Topic: Secure your exist iRedAdmin

Hi, all.

Here's a simple tutorial to secure your exist iRedAdmin installation:
http://www.iredmail.org/wiki/index.php? … .iRedAdmin

The goal is to make iRedAdmin run as a low privilege user instead of Apache user.

Enjoy. smile

We'd like to thank supanji12@YouTube for his/her great video tutorial: http://www.youtube.com/watch?v=o285XYJTGQw

P.S. This was implemented in iRedMail moment ago.

2

Re: Secure your exist iRedAdmin

Hi,
is this really implemented in the next version of iredadmin?

I am running a few webpages on my iredmail box which use mpm-itk for running the vhosts with different user privileges (unfortunately this doesnt seem to work with phyton/iredadmin).

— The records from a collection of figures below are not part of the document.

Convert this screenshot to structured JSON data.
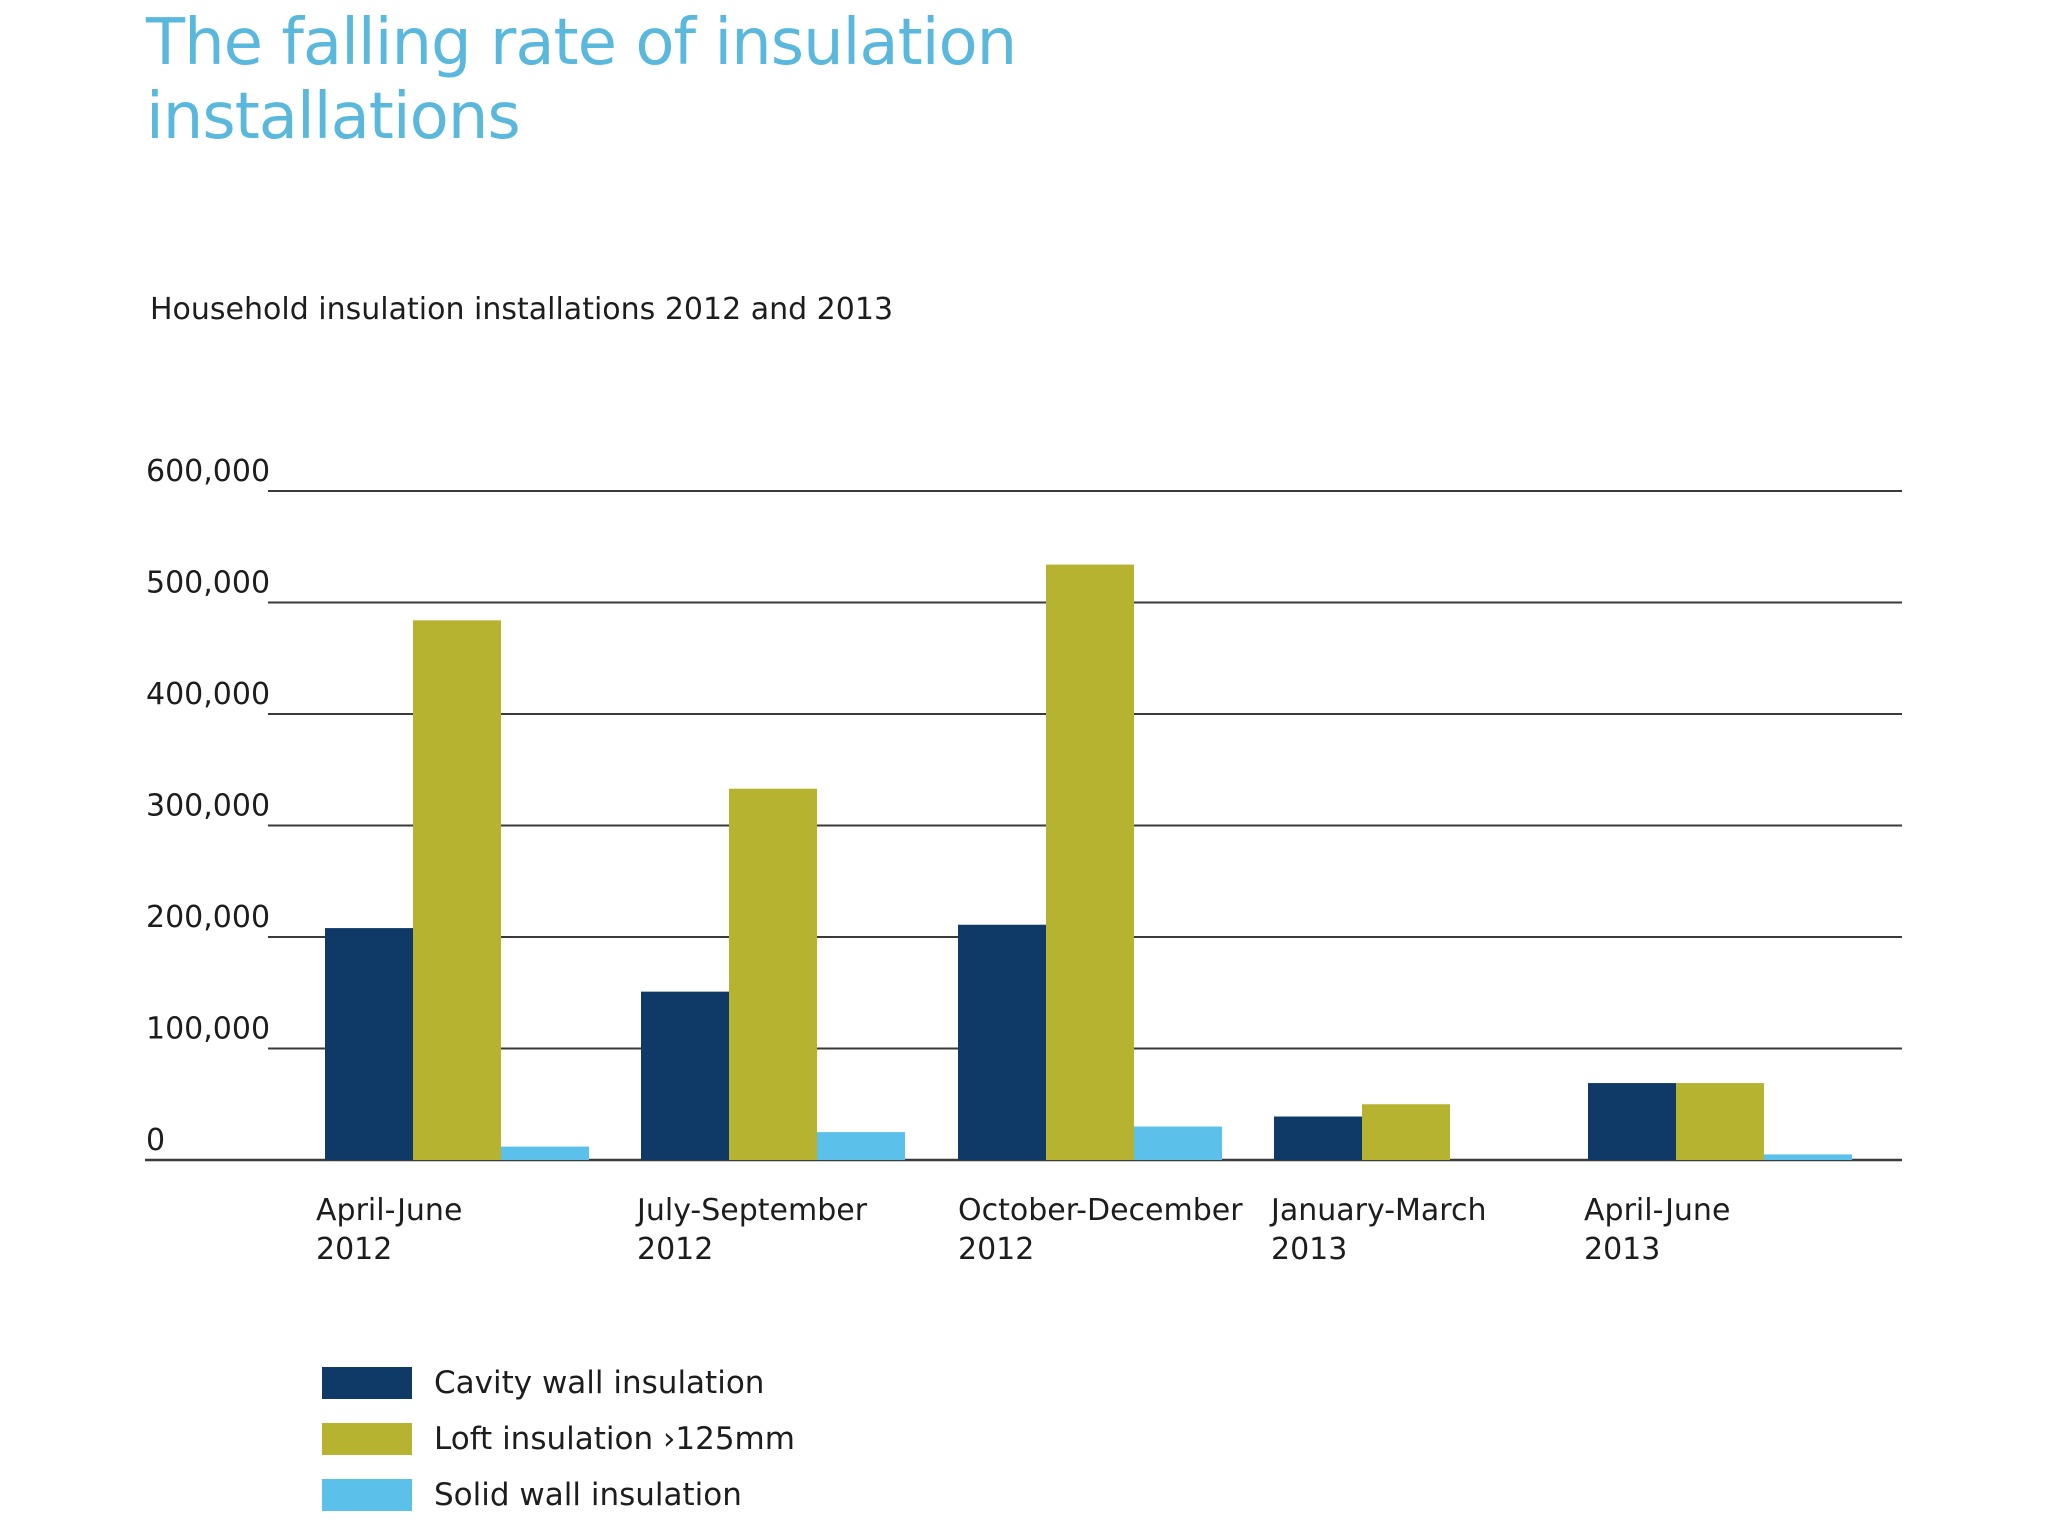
{
  "title": "The falling rate of insulation installations",
  "subtitle": "Household insulation installations 2012 and 2013",
  "colors": {
    "cavity": "#0f3a68",
    "loft": "#b5b32f",
    "solid": "#5bc1ea",
    "gridline": "#3a3a3a"
  },
  "chart_data": {
    "type": "bar",
    "title": "Household insulation installations 2012 and 2013",
    "xlabel": "",
    "ylabel": "",
    "ylim": [
      0,
      600000
    ],
    "yticks": [
      0,
      100000,
      200000,
      300000,
      400000,
      500000,
      600000
    ],
    "ytick_labels": [
      "0",
      "100,000",
      "200,000",
      "300,000",
      "400,000",
      "500,000",
      "600,000"
    ],
    "categories": [
      [
        "April-June",
        "2012"
      ],
      [
        "July-September",
        "2012"
      ],
      [
        "October-December",
        "2012"
      ],
      [
        "January-March",
        "2013"
      ],
      [
        "April-June",
        "2013"
      ]
    ],
    "series": [
      {
        "name": "Cavity wall insulation",
        "color": "#0f3a68",
        "values": [
          208000,
          151000,
          211000,
          39000,
          69000
        ]
      },
      {
        "name": "Loft insulation ›125mm",
        "color": "#b5b32f",
        "values": [
          484000,
          333000,
          534000,
          50000,
          69000
        ]
      },
      {
        "name": "Solid wall insulation",
        "color": "#5bc1ea",
        "values": [
          12000,
          25000,
          30000,
          0,
          5000
        ]
      }
    ],
    "grid": true,
    "legend_position": "bottom-left"
  }
}
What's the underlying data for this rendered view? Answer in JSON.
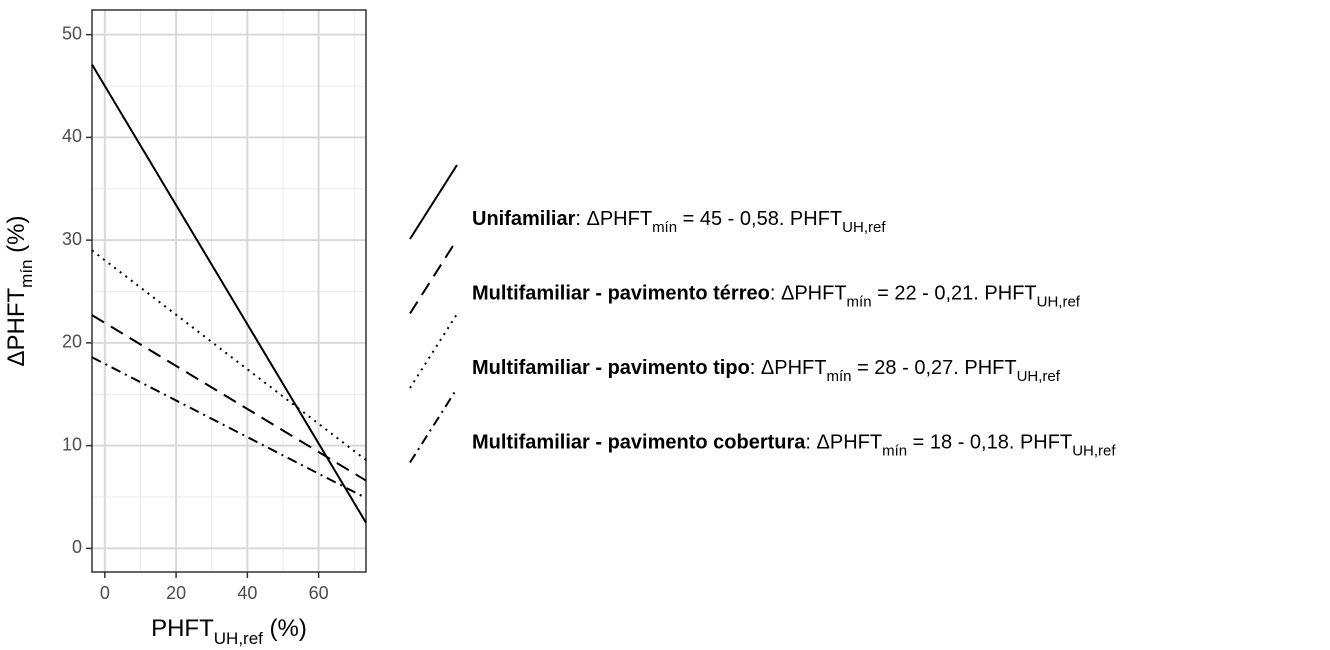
{
  "chart_data": {
    "type": "line",
    "x_label": [
      "PHFT",
      "UH,ref",
      " (%)"
    ],
    "y_label": [
      "ΔPHFT",
      "mín",
      " (%)"
    ],
    "x": [
      -3.6,
      73.3
    ],
    "series": [
      {
        "name": "Unifamiliar",
        "formula": [
          ": ΔPHFT",
          "mín",
          " = 45 - 0,58. PHFT",
          "UH,ref"
        ],
        "color": "#000000",
        "dash": "solid",
        "values": [
          47.1,
          2.5
        ]
      },
      {
        "name": "Multifamiliar - pavimento térreo",
        "formula": [
          ":  ΔPHFT",
          "mín",
          " = 22 - 0,21. PHFT",
          "UH,ref"
        ],
        "color": "#000000",
        "dash": "dashed",
        "values": [
          22.7,
          6.6
        ]
      },
      {
        "name": "Multifamiliar - pavimento tipo",
        "formula": [
          ":  ΔPHFT",
          "mín",
          " = 28 - 0,27. PHFT",
          "UH,ref"
        ],
        "color": "#000000",
        "dash": "dotted",
        "values": [
          29.0,
          8.6
        ]
      },
      {
        "name": "Multifamiliar - pavimento cobertura",
        "formula": [
          ":  ΔPHFT",
          "mín",
          " = 18 - 0,18. PHFT",
          "UH,ref"
        ],
        "color": "#000000",
        "dash": "dashdot",
        "values": [
          18.6,
          4.9
        ]
      }
    ],
    "xlim": [
      -3.6,
      73.3
    ],
    "ylim": [
      -2.3,
      52.4
    ],
    "xticks": [
      0,
      20,
      40,
      60
    ],
    "yticks": [
      0,
      10,
      20,
      30,
      40,
      50
    ],
    "xminor": [
      10,
      30,
      50,
      70
    ],
    "yminor": [
      5,
      15,
      25,
      35,
      45
    ],
    "grid": true,
    "legend": "right"
  }
}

using the mentioned method uses an extra of 200mb ram on my box. this is because i have changed back to running iredadmin as www-data.

Regards Felix

3

Re: Secure your exist iRedAdmin

This is implemented with mod_wsgi, not iRedAdmin.

4

Re: Secure your exist iRedAdmin

Yeah, but you wrote

ZhangHuangbin wrote:

P.S. This was implemented in iRedMail moment ago.

this is why i asked.

5

Re: Secure your exist iRedAdmin

Oh, sorry for the confuse, what i mean is i added this WSGI related settings in iRedMail script.

6

Re: Secure your exist iRedAdmin

No problem, as a default or optional setting? As I wrote I would vote for an optional feature.